Document seals keep their hash across formatting
Conformance asks "does it parse and validate"; it is independent of sealing. A common
misconception is that a seal records the document's exact bytes — it does not. A seal is a
SHA-256 hash over the document's content under a recorded spec: (currently 4). Under
spec: 4 the hash excludes styling and comments and normalizes line endings
(CRLF/lone-CR → LF) and per-line trailing whitespace before hashing — so
restyling, reformatting, an LF↔CRLF re-save (Windows git autocrlf, a mail gateway), or
a trailing-space change never breaks a seal; only a real content change does. A separate
appearance: hash flags a post-seal restyle that hides content. Preserving exact bytes
is storage hygiene, not what the seal enforces — so a conformant tool may re-serialize a
sealed document to canonical form and it still verifies. The full byte-level definition is in
the Trust & Integrity Specification.
How to verify conformance
- Round-trip (L1): parse → serialize → parse; assert the model is equal, and that a
second serialize pass is byte-identical to the first (the canonical fixpoint — see the
round-trip tests in
@dotit/core). - Validation (L2): run
validateDocumentSemantic; assert zeroerrorissues for documents you expect to be valid, and the expectedcodefor documents you expect to fail. - Trust (L3): run
verifyDocument/verifyAuditChainand assert the tier and intactness per the Trust Specification.

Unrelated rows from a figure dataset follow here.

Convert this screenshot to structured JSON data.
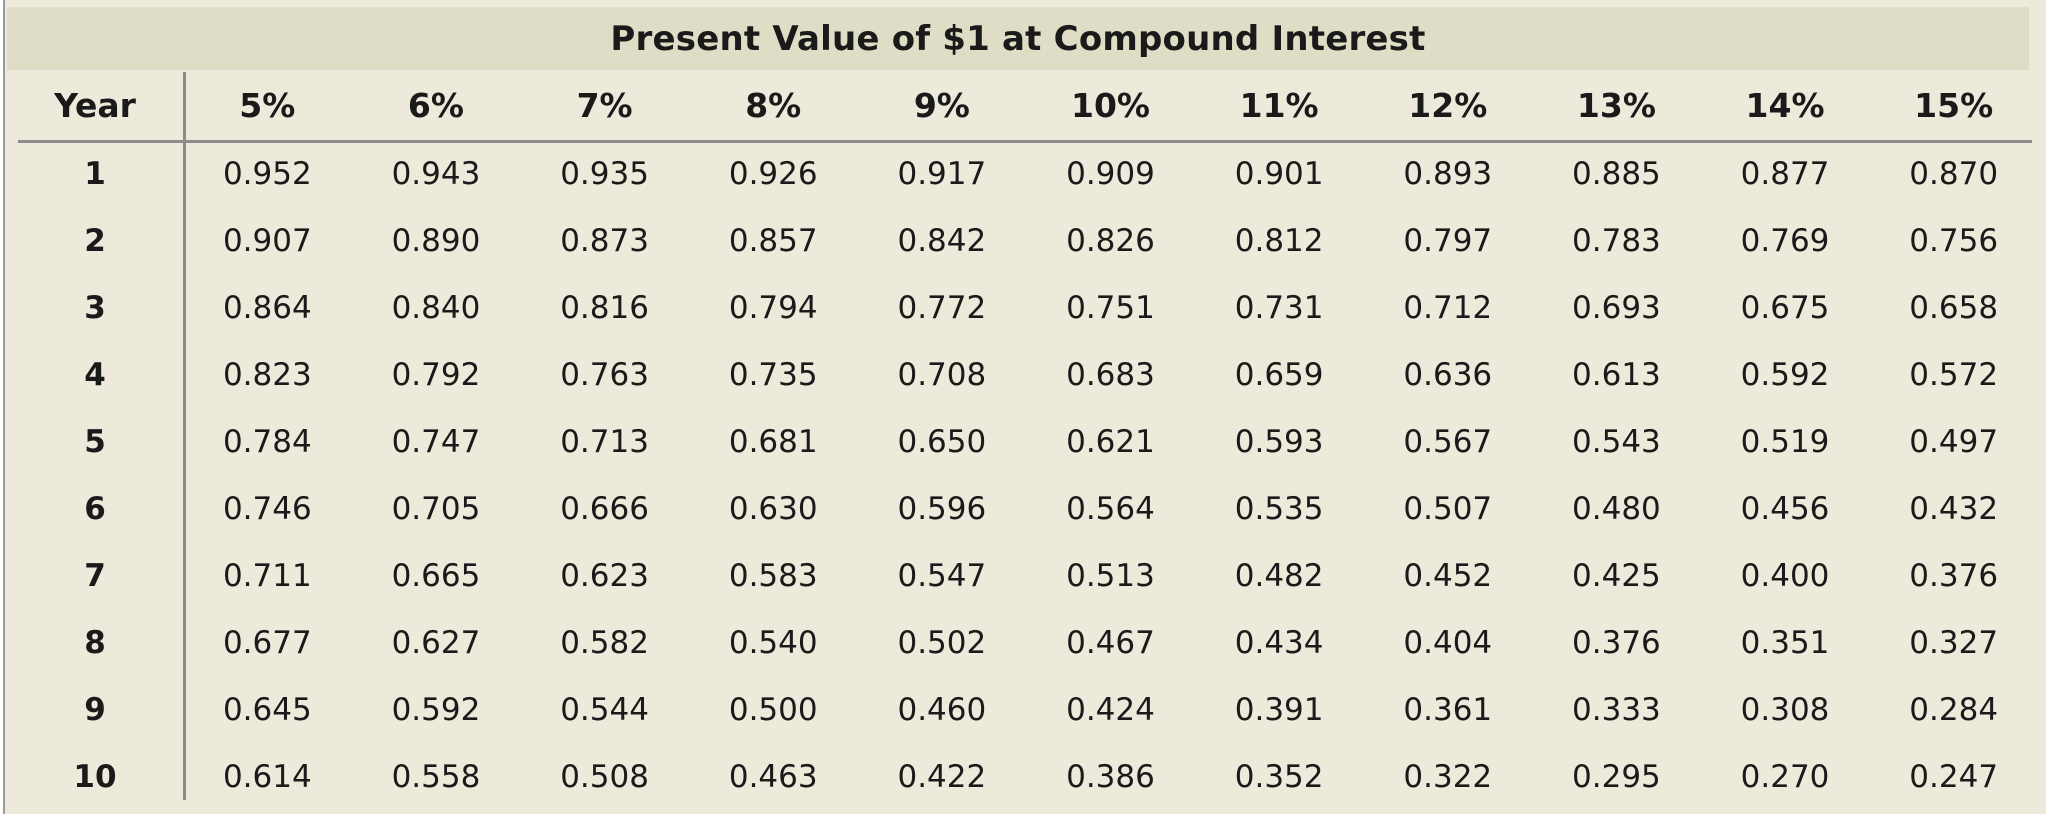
{
  "chart_data": {
    "type": "table",
    "title": "Present Value of $1 at Compound Interest",
    "row_header_label": "Year",
    "column_headers": [
      "5%",
      "6%",
      "7%",
      "8%",
      "9%",
      "10%",
      "11%",
      "12%",
      "13%",
      "14%",
      "15%"
    ],
    "rows": [
      {
        "year": "1",
        "values": [
          "0.952",
          "0.943",
          "0.935",
          "0.926",
          "0.917",
          "0.909",
          "0.901",
          "0.893",
          "0.885",
          "0.877",
          "0.870"
        ]
      },
      {
        "year": "2",
        "values": [
          "0.907",
          "0.890",
          "0.873",
          "0.857",
          "0.842",
          "0.826",
          "0.812",
          "0.797",
          "0.783",
          "0.769",
          "0.756"
        ]
      },
      {
        "year": "3",
        "values": [
          "0.864",
          "0.840",
          "0.816",
          "0.794",
          "0.772",
          "0.751",
          "0.731",
          "0.712",
          "0.693",
          "0.675",
          "0.658"
        ]
      },
      {
        "year": "4",
        "values": [
          "0.823",
          "0.792",
          "0.763",
          "0.735",
          "0.708",
          "0.683",
          "0.659",
          "0.636",
          "0.613",
          "0.592",
          "0.572"
        ]
      },
      {
        "year": "5",
        "values": [
          "0.784",
          "0.747",
          "0.713",
          "0.681",
          "0.650",
          "0.621",
          "0.593",
          "0.567",
          "0.543",
          "0.519",
          "0.497"
        ]
      },
      {
        "year": "6",
        "values": [
          "0.746",
          "0.705",
          "0.666",
          "0.630",
          "0.596",
          "0.564",
          "0.535",
          "0.507",
          "0.480",
          "0.456",
          "0.432"
        ]
      },
      {
        "year": "7",
        "values": [
          "0.711",
          "0.665",
          "0.623",
          "0.583",
          "0.547",
          "0.513",
          "0.482",
          "0.452",
          "0.425",
          "0.400",
          "0.376"
        ]
      },
      {
        "year": "8",
        "values": [
          "0.677",
          "0.627",
          "0.582",
          "0.540",
          "0.502",
          "0.467",
          "0.434",
          "0.404",
          "0.376",
          "0.351",
          "0.327"
        ]
      },
      {
        "year": "9",
        "values": [
          "0.645",
          "0.592",
          "0.544",
          "0.500",
          "0.460",
          "0.424",
          "0.391",
          "0.361",
          "0.333",
          "0.308",
          "0.284"
        ]
      },
      {
        "year": "10",
        "values": [
          "0.614",
          "0.558",
          "0.508",
          "0.463",
          "0.422",
          "0.386",
          "0.352",
          "0.322",
          "0.295",
          "0.270",
          "0.247"
        ]
      }
    ]
  },
  "colors": {
    "page_background": "#edeadb",
    "title_band_background": "#dfddc5",
    "text": "#1a1a1a",
    "rule_lines": "#8c8c8c",
    "left_edge_strip": "#ffffff",
    "left_edge_line": "#9a9a9a"
  }
}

A conformance-vector corpus lives in packages/core/fixtures/ — canonical .it
inputs paired with golden normalized-JSON outputs, covering structure, tasks, trust
(sign/approve/freeze), metric, form, lists, bare prose, workflow routing, and RTL
Arabic. The package test suite (tests/fixtures.test.ts) asserts every parse matches
its golden, so the corpus is the executable definition of L1 conformance.